Tying drug tests to welfare checks has become a battle cry of Republican lawmakers in 30 states. It feeds the stereotype that people on public assistance are irresponsible cheats who scam the system to buy drugs while they drive around town in expensive cars or sit at home watching their big-screen TVs.

The reality is that more than three-quarters of welfare recipients are children, many in the care of single mothers who get no financial help from absent fathers. Some studies have reported higher drug use among adult welfare recipients, but none shows the rampant drug use that backers of drug testing assert.

Similar laws passed or considered in other states have shown flaws.
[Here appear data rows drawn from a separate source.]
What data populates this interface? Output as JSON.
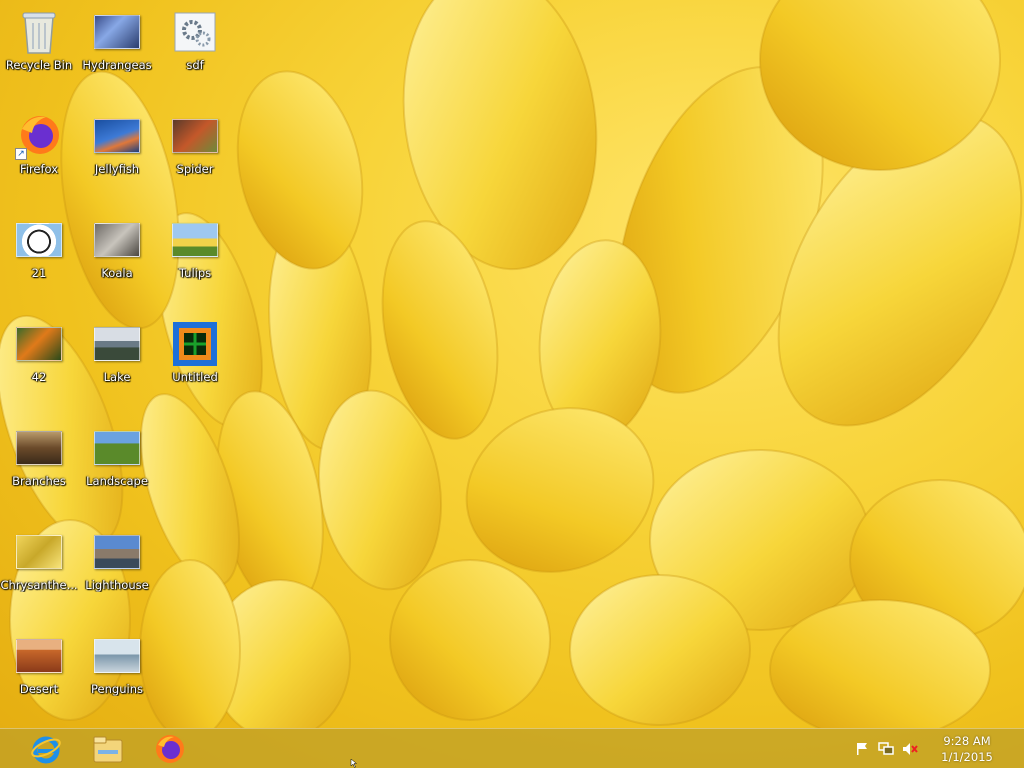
{
  "desktop": {
    "icons": [
      {
        "label": "Recycle Bin",
        "icon": "recycle-bin-icon"
      },
      {
        "label": "Hydrangeas",
        "icon": "image-file-icon"
      },
      {
        "label": "sdf",
        "icon": "settings-file-icon"
      },
      {
        "label": "Firefox",
        "icon": "firefox-icon"
      },
      {
        "label": "Jellyfish",
        "icon": "image-file-icon"
      },
      {
        "label": "Spider",
        "icon": "image-file-icon"
      },
      {
        "label": "21",
        "icon": "image-file-icon"
      },
      {
        "label": "Koala",
        "icon": "image-file-icon"
      },
      {
        "label": "Tulips",
        "icon": "image-file-icon"
      },
      {
        "label": "42",
        "icon": "image-file-icon"
      },
      {
        "label": "Lake",
        "icon": "image-file-icon"
      },
      {
        "label": "Untitled",
        "icon": "image-file-icon"
      },
      {
        "label": "Branches",
        "icon": "image-file-icon"
      },
      {
        "label": "Landscape",
        "icon": "image-file-icon"
      },
      {
        "label": "Chrysanthe...",
        "icon": "image-file-icon"
      },
      {
        "label": "Lighthouse",
        "icon": "image-file-icon"
      },
      {
        "label": "Desert",
        "icon": "image-file-icon"
      },
      {
        "label": "Penguins",
        "icon": "image-file-icon"
      }
    ]
  },
  "taskbar": {
    "pinned": [
      {
        "name": "Internet Explorer",
        "icon": "internet-explorer-icon"
      },
      {
        "name": "File Explorer",
        "icon": "file-explorer-icon"
      },
      {
        "name": "Firefox",
        "icon": "firefox-icon"
      }
    ],
    "tray": {
      "icons": [
        "action-center-flag-icon",
        "network-icon",
        "volume-muted-icon"
      ],
      "time": "9:28 AM",
      "date": "1/1/2015"
    }
  },
  "colors": {
    "wallpaper": "#f5cf2c",
    "taskbar": "#bea028"
  }
}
A Florida law that made drug testing mandatory for all welfare applicants was declared an unconstitutional infringement on Fourth Amendment protections against unreasonable searches, and is before a federal court. Other states have found that the cost of administering the tests exceeds whatever savings they realize from throwing drug abusers off welfare rolls.

Before the Florida law was put on hold, only 2.5 percent of aid applicants tested positive for drugs. Another 2 percent refused testing and lost their aid. That’s considerably lower than the 7 percent of all Floridians who admitted using illegal drugs in a 2006-2007 federal survey.

In the hope of passing legal muster, the Ohio bill’s sponsors illogically expect drug users who apply for public assistance to inform on themselves, and to pay for the test. To avoid the charge that the bill aims to punish drug users and reduce welfare rolls, the bill includes $100,000 to treat applicants who fail the drug test in three pilot counties. That doesn’t excuse its failings.

When state lawmakers return to Columbus next month, they should tackle issues that are truly important to Ohioans — jobs, taxes, schools, the Ohio Turnpike’s future. They don’t need to demonize and stigmatize Ohio’s neediest residents by chasing politically symbolic solutions to problems that don’t exist.